Pagi ini Aruni bangun sedikit agak kesiangan, karena sehabis shalat subuh dia ketiduran dan akhir nya dia kesiangan.Karena jam sudah menunjukan pukul 9.30 pagi.
Aruni yang baru selesai sarapan langsung menuju kamar nya yang saat ini sedang di tata ulang oleh mbak Sisca sang designer interior.
"Hallo mbak Sisca,bagai mana mbak?udah sampai mana ni pengerjaan nya?" tanya Aruni saat menemui mbak Sisca.
"Hai mbak Aruni,ini mbak sudah hampir 95% selesai.Tinggal pasang bingkai dan lampu serta kelambu saja mbak." jawab mbak Sisca menjelaskan.
"Oke deh mbak Sisca,aku percain semua nya sama mba Sisca ya.Aku tinggal dulu ya mbak kebawah." ucap Aruni sopan.
"Baik mbak Aruni." Jawab mbak Sisca sambil tersenyum.
Aruni pun kemudian meninggalkan kamar nga yang sedang di renovasi.
...
Sementara ditempat lain,Reno yang baru saja bangun dari tidur nya segera menuju kamar mandi untuk membersihkan diri.Untuk kemudian dia akan menjalankan kewajiban nya sebagai seorang muslim.
Karena negara tempat Reno berada saat ini perbedaan waktu nya hampir lima jam dengan negara asal nya.
Reno memjalanan kan kewajiban nya sebagai seorang musli.
Selesai menjalankan kewajiban nya sebagai seorang muslim,Reno langsung meraih ponsel nya.Untuk meminta Ali agar kekamar nya.
Tok...tok..tok..
Sura ketukan pintu kamar Reno,yang diyakini itu adalah Ali yang mengetuk nya.
"Masuk Al." ucap Reno dari dalam.
Cekleek..Ali pun membuka pintu kamar Reno dan menyembul masuk kedalam.
"Maaf tuan ada apa?"tanya Reno saat memasuki kamar Reno.

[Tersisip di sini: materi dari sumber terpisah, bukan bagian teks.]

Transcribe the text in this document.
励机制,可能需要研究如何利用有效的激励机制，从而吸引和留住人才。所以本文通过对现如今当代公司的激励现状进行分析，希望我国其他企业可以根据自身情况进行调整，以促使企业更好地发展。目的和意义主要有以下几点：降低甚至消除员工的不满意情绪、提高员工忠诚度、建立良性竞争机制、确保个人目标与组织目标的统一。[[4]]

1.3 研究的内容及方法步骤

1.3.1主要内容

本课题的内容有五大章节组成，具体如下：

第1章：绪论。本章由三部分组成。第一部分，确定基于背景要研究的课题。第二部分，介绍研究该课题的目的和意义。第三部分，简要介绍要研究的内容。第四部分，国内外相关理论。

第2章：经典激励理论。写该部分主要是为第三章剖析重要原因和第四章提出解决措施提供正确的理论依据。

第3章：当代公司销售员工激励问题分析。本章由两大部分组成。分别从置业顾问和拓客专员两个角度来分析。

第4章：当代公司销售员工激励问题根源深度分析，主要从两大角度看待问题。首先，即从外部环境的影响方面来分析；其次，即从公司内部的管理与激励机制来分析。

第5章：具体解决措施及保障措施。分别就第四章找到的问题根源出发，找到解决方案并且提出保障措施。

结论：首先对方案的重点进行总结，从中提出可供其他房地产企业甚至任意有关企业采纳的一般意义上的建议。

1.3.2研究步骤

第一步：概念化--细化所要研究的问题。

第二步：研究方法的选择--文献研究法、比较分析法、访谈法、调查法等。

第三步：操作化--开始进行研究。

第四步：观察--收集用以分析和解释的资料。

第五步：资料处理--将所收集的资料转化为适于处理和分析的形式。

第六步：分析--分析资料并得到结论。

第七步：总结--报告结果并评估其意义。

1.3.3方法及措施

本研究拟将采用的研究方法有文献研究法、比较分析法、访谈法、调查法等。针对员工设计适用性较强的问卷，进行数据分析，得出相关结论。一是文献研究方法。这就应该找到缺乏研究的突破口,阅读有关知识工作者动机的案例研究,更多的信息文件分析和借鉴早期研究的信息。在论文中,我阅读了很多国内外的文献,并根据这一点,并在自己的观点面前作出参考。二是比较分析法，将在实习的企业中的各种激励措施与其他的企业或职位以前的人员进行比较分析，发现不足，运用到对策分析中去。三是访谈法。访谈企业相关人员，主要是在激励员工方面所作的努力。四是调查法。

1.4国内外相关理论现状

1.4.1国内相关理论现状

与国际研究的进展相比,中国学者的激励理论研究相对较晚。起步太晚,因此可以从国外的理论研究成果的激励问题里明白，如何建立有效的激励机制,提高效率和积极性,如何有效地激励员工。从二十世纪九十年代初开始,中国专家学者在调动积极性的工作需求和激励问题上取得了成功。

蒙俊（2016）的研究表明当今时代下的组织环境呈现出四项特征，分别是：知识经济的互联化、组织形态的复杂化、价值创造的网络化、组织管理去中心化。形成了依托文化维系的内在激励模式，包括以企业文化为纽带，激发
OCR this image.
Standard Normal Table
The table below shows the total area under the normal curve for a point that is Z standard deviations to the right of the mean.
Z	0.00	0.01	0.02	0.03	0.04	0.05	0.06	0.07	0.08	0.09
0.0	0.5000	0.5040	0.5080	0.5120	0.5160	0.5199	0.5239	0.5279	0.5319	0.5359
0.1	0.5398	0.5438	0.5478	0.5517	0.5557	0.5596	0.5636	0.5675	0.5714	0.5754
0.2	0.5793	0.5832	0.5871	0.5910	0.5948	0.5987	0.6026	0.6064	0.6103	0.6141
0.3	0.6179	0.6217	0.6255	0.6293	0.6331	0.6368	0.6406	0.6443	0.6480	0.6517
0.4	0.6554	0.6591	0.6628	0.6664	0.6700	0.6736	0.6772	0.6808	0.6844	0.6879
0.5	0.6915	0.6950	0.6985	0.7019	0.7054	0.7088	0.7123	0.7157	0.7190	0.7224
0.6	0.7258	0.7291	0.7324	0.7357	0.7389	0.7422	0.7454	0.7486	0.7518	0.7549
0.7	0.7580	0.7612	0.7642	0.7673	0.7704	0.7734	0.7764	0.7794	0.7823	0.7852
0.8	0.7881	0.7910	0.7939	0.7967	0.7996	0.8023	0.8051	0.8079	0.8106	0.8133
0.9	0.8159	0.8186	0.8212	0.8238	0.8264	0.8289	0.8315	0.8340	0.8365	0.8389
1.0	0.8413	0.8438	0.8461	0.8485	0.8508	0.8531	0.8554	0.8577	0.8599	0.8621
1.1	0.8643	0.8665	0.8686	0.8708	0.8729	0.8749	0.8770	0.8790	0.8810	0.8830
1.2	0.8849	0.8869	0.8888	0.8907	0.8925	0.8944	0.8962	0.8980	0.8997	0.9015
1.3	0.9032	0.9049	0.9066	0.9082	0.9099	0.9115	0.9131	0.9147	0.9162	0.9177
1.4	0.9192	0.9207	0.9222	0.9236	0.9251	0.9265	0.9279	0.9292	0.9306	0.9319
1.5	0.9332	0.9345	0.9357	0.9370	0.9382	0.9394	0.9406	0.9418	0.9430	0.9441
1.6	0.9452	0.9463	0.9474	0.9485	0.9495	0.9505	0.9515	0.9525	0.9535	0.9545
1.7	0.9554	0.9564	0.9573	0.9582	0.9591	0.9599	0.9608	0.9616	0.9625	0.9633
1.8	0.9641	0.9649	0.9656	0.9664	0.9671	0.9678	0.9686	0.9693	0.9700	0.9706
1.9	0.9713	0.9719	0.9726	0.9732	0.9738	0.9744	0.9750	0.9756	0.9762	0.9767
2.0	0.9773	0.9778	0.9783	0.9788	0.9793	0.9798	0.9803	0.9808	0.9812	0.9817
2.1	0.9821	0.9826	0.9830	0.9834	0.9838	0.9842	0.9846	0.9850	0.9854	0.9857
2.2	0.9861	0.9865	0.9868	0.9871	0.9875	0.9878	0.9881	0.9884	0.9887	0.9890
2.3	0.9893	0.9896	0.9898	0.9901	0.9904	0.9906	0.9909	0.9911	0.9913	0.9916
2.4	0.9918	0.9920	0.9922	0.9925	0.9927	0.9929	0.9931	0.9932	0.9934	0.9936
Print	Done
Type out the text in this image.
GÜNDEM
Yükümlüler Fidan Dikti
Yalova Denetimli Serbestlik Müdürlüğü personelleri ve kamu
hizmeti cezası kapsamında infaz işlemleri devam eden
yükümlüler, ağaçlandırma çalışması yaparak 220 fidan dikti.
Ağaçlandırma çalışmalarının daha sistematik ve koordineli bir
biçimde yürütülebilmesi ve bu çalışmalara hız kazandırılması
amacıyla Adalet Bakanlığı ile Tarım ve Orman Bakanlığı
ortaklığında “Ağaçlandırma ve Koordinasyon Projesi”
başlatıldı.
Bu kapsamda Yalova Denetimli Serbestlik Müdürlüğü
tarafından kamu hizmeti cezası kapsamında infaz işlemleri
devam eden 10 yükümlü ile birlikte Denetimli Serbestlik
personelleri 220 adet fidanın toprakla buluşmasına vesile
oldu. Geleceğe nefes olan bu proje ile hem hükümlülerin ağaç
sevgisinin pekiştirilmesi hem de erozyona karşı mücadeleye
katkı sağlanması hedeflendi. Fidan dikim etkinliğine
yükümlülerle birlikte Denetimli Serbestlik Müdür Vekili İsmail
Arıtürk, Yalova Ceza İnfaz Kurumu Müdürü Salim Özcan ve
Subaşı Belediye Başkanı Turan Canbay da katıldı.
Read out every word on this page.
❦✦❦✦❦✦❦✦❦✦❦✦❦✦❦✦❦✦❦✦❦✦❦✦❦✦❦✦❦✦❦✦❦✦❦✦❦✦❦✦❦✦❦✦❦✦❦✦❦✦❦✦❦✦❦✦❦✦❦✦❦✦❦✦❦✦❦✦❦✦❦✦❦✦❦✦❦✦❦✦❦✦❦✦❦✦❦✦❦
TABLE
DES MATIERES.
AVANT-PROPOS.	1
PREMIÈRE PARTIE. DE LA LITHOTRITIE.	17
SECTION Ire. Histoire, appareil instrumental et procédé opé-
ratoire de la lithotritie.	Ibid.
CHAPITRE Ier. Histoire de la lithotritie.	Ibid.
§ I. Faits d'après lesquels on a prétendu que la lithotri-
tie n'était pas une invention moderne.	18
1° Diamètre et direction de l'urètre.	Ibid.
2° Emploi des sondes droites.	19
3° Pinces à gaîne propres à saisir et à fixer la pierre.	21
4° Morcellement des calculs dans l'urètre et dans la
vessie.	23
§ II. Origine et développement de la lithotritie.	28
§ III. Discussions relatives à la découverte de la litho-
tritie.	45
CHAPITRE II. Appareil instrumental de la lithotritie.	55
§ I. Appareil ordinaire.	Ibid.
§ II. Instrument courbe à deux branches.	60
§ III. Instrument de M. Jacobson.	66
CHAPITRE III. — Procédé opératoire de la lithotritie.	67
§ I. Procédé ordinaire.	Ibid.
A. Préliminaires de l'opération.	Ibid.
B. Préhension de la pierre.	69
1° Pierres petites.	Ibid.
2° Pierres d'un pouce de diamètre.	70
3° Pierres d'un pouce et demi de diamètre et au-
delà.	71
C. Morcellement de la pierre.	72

"Apa schedule kita hari ini?" tanya Reno kepada Ali.
"Schedule kita hari ini hanya tinggal membuat kesepakatan kontrak kerja dengan perusahaan milik tuan Bernady ." ucap Ali sambil memberikan sebuah map coklat berisi kontrak kerja sama yang harus ditanda
"Setelah itu tak ada lagi?" tanya Reno sambil menerima map yang diberikan oleh Ali
"Tidak ada lagi tuan semuanya sudah kita kerjakan kemarin, dan hari ini kita cukup menandatangani berkas kerjasama setelah itu kita free." ucap Ali menjelaskan.
" Oke selesaikan semua hari ini, setelah itu kamu booking tiket pesawat untuk kita pulang. karena saya ingin memberi kejutan kepada istri saya." ucap Reno memberi perintah kepada Ali
" Baik tuan." jawab Ali patuh.
" Oke kamu boleh kembali." ucap Reno pelan.
Ali pun keluar dari kamar Reno dan dan kembali ke kamarnya.
Siang harinya Reno dan Ali pergi menuju perusahaan tuan Bernady. mereka melakukan meeting di perusahaan tuan Bernadi untuk membicarakan dan menandatangani kontrak kerjasama.
cukup lama Tuan Bernardi dan Reno melakukan meeting. Hingga jam makan siang pun tiba dan mereka akhirnya makan siang bersama.
Setelah makan siang dan berkas kerja sama telah di tanda tangani, Reno pun keluar dari perusahaan tuan bernady dan langsung menuju bandara untuk lakukan penerbangan di pukul tiga sore.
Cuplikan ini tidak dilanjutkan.